Galanga is used in soups such as Tom Yum and Tom Kha Gai, curry pastes and is sliced up for use in salads.
Lemon Grass (Ta Khrai)
Lemon grass is used in soups such as Tom Yum and Tom Kha Gai. It's sliced for use in salads as well.
Ginger is used in many different dishes. It's spicier than galanga and the skin must be peeled before using.
Young Ginger (King On)
Young Ginger is picked earlier than ginger and has a more subtle flavor. The skin can be left on for cooking.
Krachai, a relative of ginger, is used in Kanom Jeen Numya, a curry dish. It's available frozen or in jars (shredded or whole).
Thai Chili (Prik Kee Noo)
Thai chili is used in many Thai dishes and is often eaten raw, too. Prik lee noo is phet! (Hot)
Dried Thai Chili (Prik Hang)
Dried Thai chili is used in soups, salads and stir-fries and is ground or served whole.
Turmeric, a relative of ginger, adds yellow color to food and is an integral ingredient in curry powder and some curry pastes.
Thai Eggplant (Makuea Praow)
Thai eggplant is used in curries, Som Tum, and is eaten raw.
Cherry Eggplant (Makuea Poo-ung)
Cherry eggplant is used in curries and is eaten with Nam Prik. It's very bitter!

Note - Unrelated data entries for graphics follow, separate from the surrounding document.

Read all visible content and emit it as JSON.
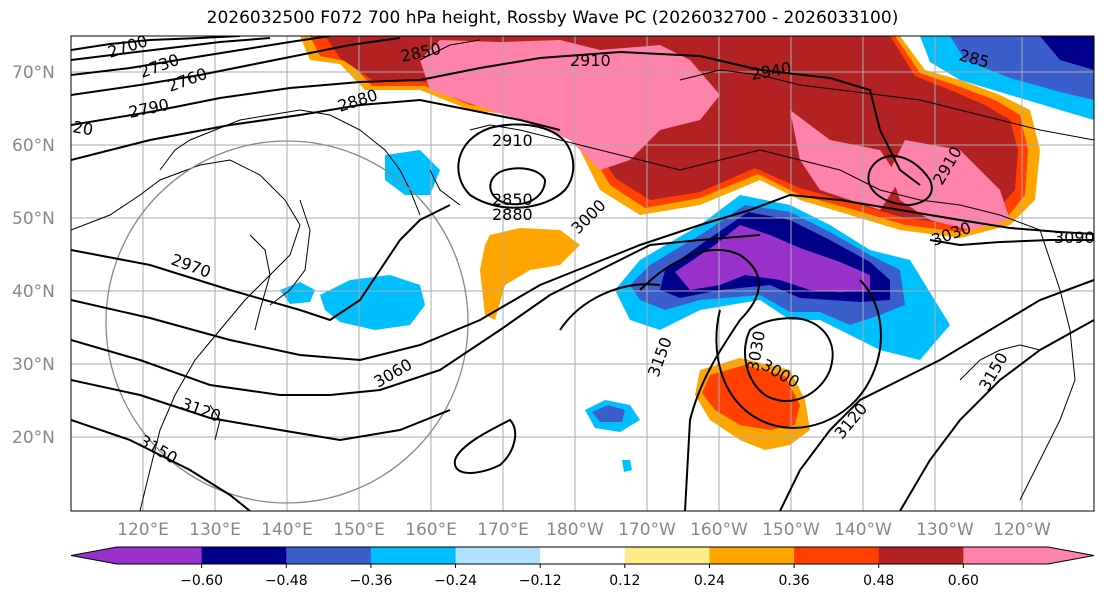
{
  "title": "2026032500 F072 700 hPa height, Rossby Wave PC (2026032700 - 2026033100)",
  "lat_labels": [
    "70°N",
    "60°N",
    "50°N",
    "40°N",
    "30°N",
    "20°N"
  ],
  "lon_labels": [
    "120°E",
    "130°E",
    "140°E",
    "150°E",
    "160°E",
    "170°E",
    "180°W",
    "170°W",
    "160°W",
    "150°W",
    "140°W",
    "130°W",
    "120°W"
  ],
  "contour_labels": [
    "2700",
    "2730",
    "2760",
    "2790",
    "20",
    "2850",
    "2880",
    "2910",
    "2940",
    "2910",
    "2850",
    "2880",
    "3000",
    "2970",
    "3060",
    "3120",
    "3150",
    "3150",
    "3030",
    "3000",
    "3120",
    "3150",
    "3030",
    "3090",
    "2910",
    "285"
  ],
  "colorbar": {
    "colors": [
      "#9932cc",
      "#00008b",
      "#3a5fcd",
      "#00bfff",
      "#b0e2ff",
      "#ffffff",
      "#ffec8b",
      "#ffa500",
      "#ff4000",
      "#b22222",
      "#ff82ab"
    ],
    "tick_labels": [
      "−0.60",
      "−0.48",
      "−0.36",
      "−0.24",
      "−0.12",
      "0.12",
      "0.24",
      "0.36",
      "0.48",
      "0.60"
    ]
  }
}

Chinese or Purple Eggplant (Makuea Muang)
Chinese eggplant is used is used in stir-fries or is steamed.
Long Bean (Tua Fak Yaow)
Long bean is used in curries, stir-fries, and Som Tum (Green Papaya Salad). They're crunchier than regular green beans.
Green Papaya (Malagaw)
Green papaya is shredded to make the famous spicy Thai salad called Som Tum! Green unripe papaya is available in most Asian markets.
Pickle (Tang Kwa)
Pickling cucumbers are crunchier than regular cucumbers and are eaten raw or used to make a salad called Tum Tang (it's similar to Som Tum).
Pac Peow (Bai Prik Ma)
Pac Peow is eaten raw with salads or noodles. Pac peow can be found in many Southeast Asian markets.
Mint is used in Laab and other salads and is served with noodle soup.
Culantro (Pak Chee Farang)
Culantro is usually eaten raw and can also be cut up and added to Laab (Isaan Meat Salad).